Aug. 19, 2020

Gobierno Legítimo

Donde quiera que haya un costarricense, esté donde esté, ha oído o pronunciado la palabra “democracia” para describir el sistema político en que vive. Sólo hay un problema: esta descripción es incorrecta, o mejor dicho, insuficiente. Nuestro sistema político NO ES la “democracia” (aunque esta es uno de sus componentes esenciales), sino la “República”, tal como lo establece nuestra Constitución desde el artículo 1. Esta distinción puede parecer inofensiva o hasta irrelevante a simple vista, pero tiene consecuencias enormes, porque determina cuándo puede hablarse de un Gobierno legítimo.
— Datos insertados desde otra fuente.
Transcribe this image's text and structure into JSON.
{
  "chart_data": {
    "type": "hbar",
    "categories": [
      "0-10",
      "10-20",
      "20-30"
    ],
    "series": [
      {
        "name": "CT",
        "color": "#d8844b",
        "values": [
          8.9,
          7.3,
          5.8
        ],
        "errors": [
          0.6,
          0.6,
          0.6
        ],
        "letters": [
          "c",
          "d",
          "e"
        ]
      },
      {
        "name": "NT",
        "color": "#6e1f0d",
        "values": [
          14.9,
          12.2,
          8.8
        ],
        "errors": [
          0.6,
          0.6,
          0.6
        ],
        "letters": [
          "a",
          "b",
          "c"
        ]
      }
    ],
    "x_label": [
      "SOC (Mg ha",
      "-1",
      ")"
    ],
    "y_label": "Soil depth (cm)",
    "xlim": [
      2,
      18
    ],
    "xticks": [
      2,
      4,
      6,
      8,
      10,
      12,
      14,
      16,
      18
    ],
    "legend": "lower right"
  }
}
Bien podemos describir la democracia como “el gobierno de la mayoría”. Para cuantificar esa mayoría—a fin de eliminar percepciones subjetivas—se utiliza el mecanismo del voto. Una mayoría (real o aparente) sería suficiente para dar por legítima cualquier decisión, sin ningún otro tipo de consideraciones. Desde este punto de vista, un linchamiento sería una decisión detestablemente “democrática”. Y por supuesto, cualquier Gobierno sería legítimo con el simple hecho de decir que en un momento dado “ganó las elecciones”, o cumplió la formalidad de aparentar ganarlas, sin importar lo que haga una vez asumido el poder. Así analizados, gobiernos como el de Hitler o el de Hugo Chávez tuvieron una indiscutible “legitimidad democrática”.
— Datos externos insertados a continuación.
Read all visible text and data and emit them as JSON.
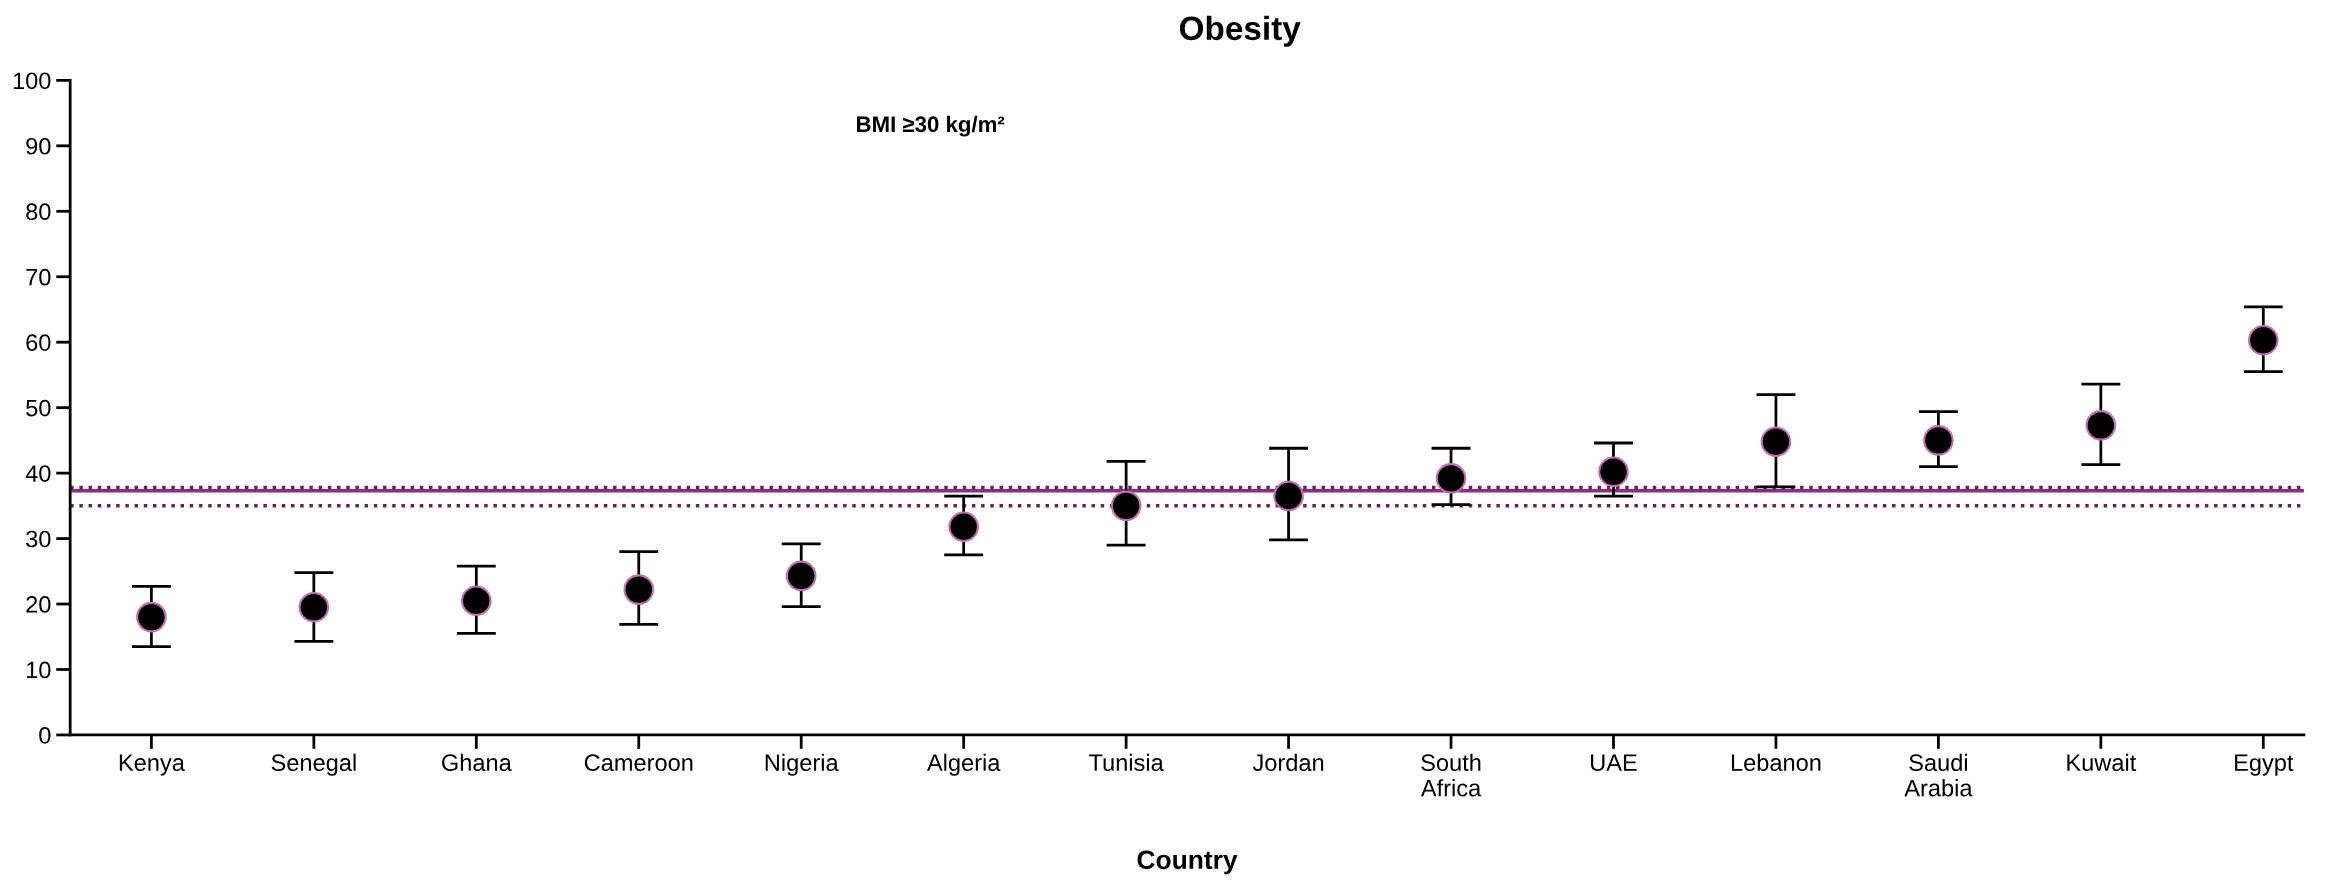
{
  "chart_data": {
    "type": "scatter",
    "title": "Obesity",
    "xlabel": "Country",
    "annotations": [
      "BMI ≥30 kg/m²"
    ],
    "categories": [
      "Kenya",
      "Senegal",
      "Ghana",
      "Cameroon",
      "Nigeria",
      "Algeria",
      "Tunisia",
      "Jordan",
      "South\nAfrica",
      "UAE",
      "Lebanon",
      "Saudi\nArabia",
      "Kuwait",
      "Egypt"
    ],
    "series": [
      {
        "color": "#000000",
        "values": [
          18,
          19.5,
          20.5,
          22.2,
          24.3,
          31.8,
          35,
          36.5,
          39.2,
          40.2,
          44.8,
          45,
          47.3,
          60.3
        ],
        "errors": [
          [
            13.5,
            22.7
          ],
          [
            14.3,
            24.8
          ],
          [
            15.5,
            25.8
          ],
          [
            16.9,
            28
          ],
          [
            19.6,
            29.2
          ],
          [
            27.5,
            36.5
          ],
          [
            29,
            41.8
          ],
          [
            29.8,
            43.8
          ],
          [
            35.2,
            43.8
          ],
          [
            36.5,
            44.6
          ],
          [
            37.9,
            52
          ],
          [
            41,
            49.4
          ],
          [
            41.3,
            53.6
          ],
          [
            55.5,
            65.4
          ]
        ]
      }
    ],
    "ref_lines": [
      {
        "axis": "y",
        "value": 37.3,
        "color": "#8a2f80",
        "line_style": "solid"
      },
      {
        "axis": "y",
        "value": 37.8,
        "color": "#6a1f5e",
        "line_style": "dotted"
      },
      {
        "axis": "y",
        "value": 35,
        "color": "#6a1f5e",
        "line_style": "dotted"
      }
    ],
    "ylim": [
      0,
      100
    ],
    "yticks": [
      0,
      10,
      20,
      30,
      40,
      50,
      60,
      70,
      80,
      90,
      100
    ],
    "marker": "circle",
    "grid": false
  }
}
En este punto se echa de ver cuán incompleto es el término “democracia” para describir la forma en que está organizado el Estado costarricense. De allí que sea indispensable ampliar el marco hablando de una “República”.

Una auténtica República se construye sobre la idea misma de libertad, y necesariamente debe tener una base democrática. Mediante el voto, la ciudadanía expresa su consentimiento en ser gobernada, es decir, delegar las tareas de interés general a un grupo de personas dedicadas por entero a ellas. Pero este consentimiento no es ilimitado, ni se entrega gratuita e irreversiblemente. Por el contrario, se otorga únicamente por un tiempo previamente definido, y bajo ciertos límites y condiciones que el gobernante y su grupo se obligan a respetar. Estos límites y condiciones se encuentran establecidas por escrito en un documento, la Constitución.
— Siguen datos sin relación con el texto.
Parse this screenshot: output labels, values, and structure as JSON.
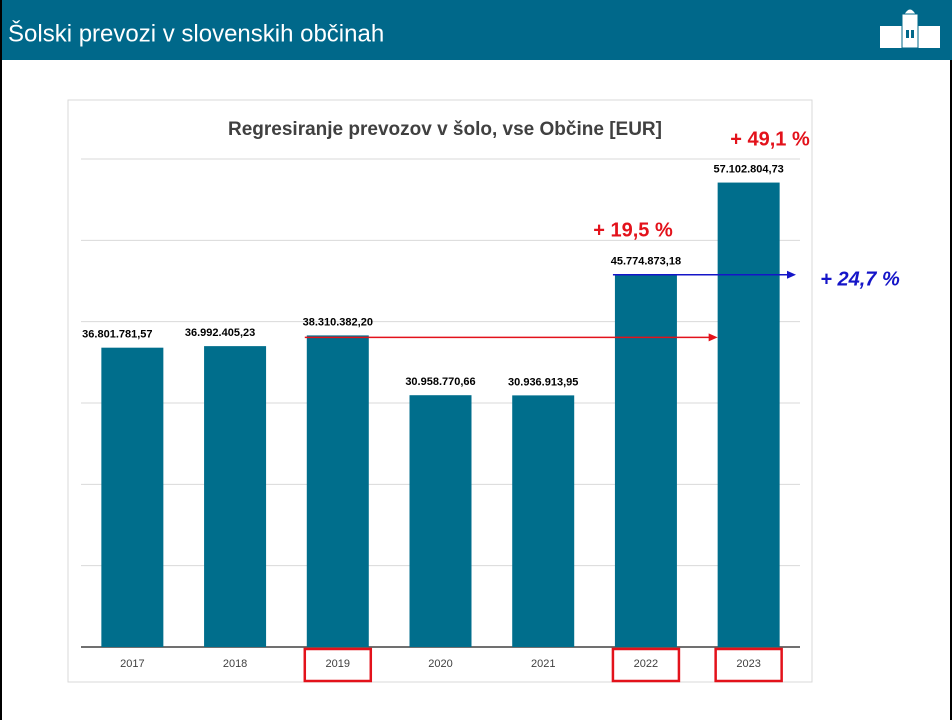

En la Constitución se establecen los límites del poder político, su distribución, la forma en que este puede transmitirse, la periodicidad con la que debe renovarse el consentimiento de los gobernados a través del sufragio efectivo, y los derechos y libertades garantizados a la ciudadanía, siempre bajo los tres principios republicanos básicos: 1) igualdad, 2) imperio de la ley y 3) ejercicio limitado del poder. En ausencia de alguno o varios de estos elementos, no puede hablarse de una verdadera Constitución, y por ende, de una auténtica República. Naturalmente, en una República sólo es legítimo el Gobierno que respeta y observa escrupulosamente los límites establecidos en la Constitución en su conjunto. El “ganar las elecciones” es una condición necesaria pero no suficiente de legitimidad: pues debe ganarlas con arreglo a lo que la misma Constitución indica (ej. con pureza del sufragio y no mediante fraude), y ejercer el poder resultante con total sujeción a los límites y condiciones que ella establece. Por consiguiente, un régimen que ataca las libertades garantizadas, que ejerce el poder en beneficio exclusivo de un grupo determinado, o violenta de alguna forma los principios mencionados, rompe el orden constitucional y deviene en ilegítimo, aunque haya ganado las elecciones que sea. Hasta se vuelve cínico que dicho régimen, después de romper el orden constitucional, pretenda alegar la legitimidad electoral para aferrarse al poder: algo parecido a que un inquilino decida no pagar el alquiler y luego alegue que el propietario no puede echarlo porque “debe respetar el contrato”.

Hace varios meses, luego de un repaso análogo sobre los principios de la República (y su diferencia con la simple democracia), invitábamos a reflexionar. Las interrogantes de entonces, lejos de perder vigencia, vienen ganándola a medida que transcurre el tiempo y se profundizan los efectos de ciertas decisiones políticas. ¿Ha sido el régimen actual de Zapote digno de una verdadera República? ¿Ha respetado los límites señalados para su poder en la Constitución? ¿Son sus intenciones limpias, nobles, patrióticas y dignas de confianza? ¿Hay alguna de sus motivaciones o excusas que sirva para justificar la lesión a dichos límites? ¿Ha obrado estrictamente dentro de los límites constitucionales y en procura de satisfacer el interés general? Bajo tales criterios y evaluándolo con frialdad, ¿es posible considerarlo un Gobierno legítimo?

De nuestra respuesta a estas preguntas depende la supervivencia y restablecimiento de la República y, con ella, de nuestras libertades.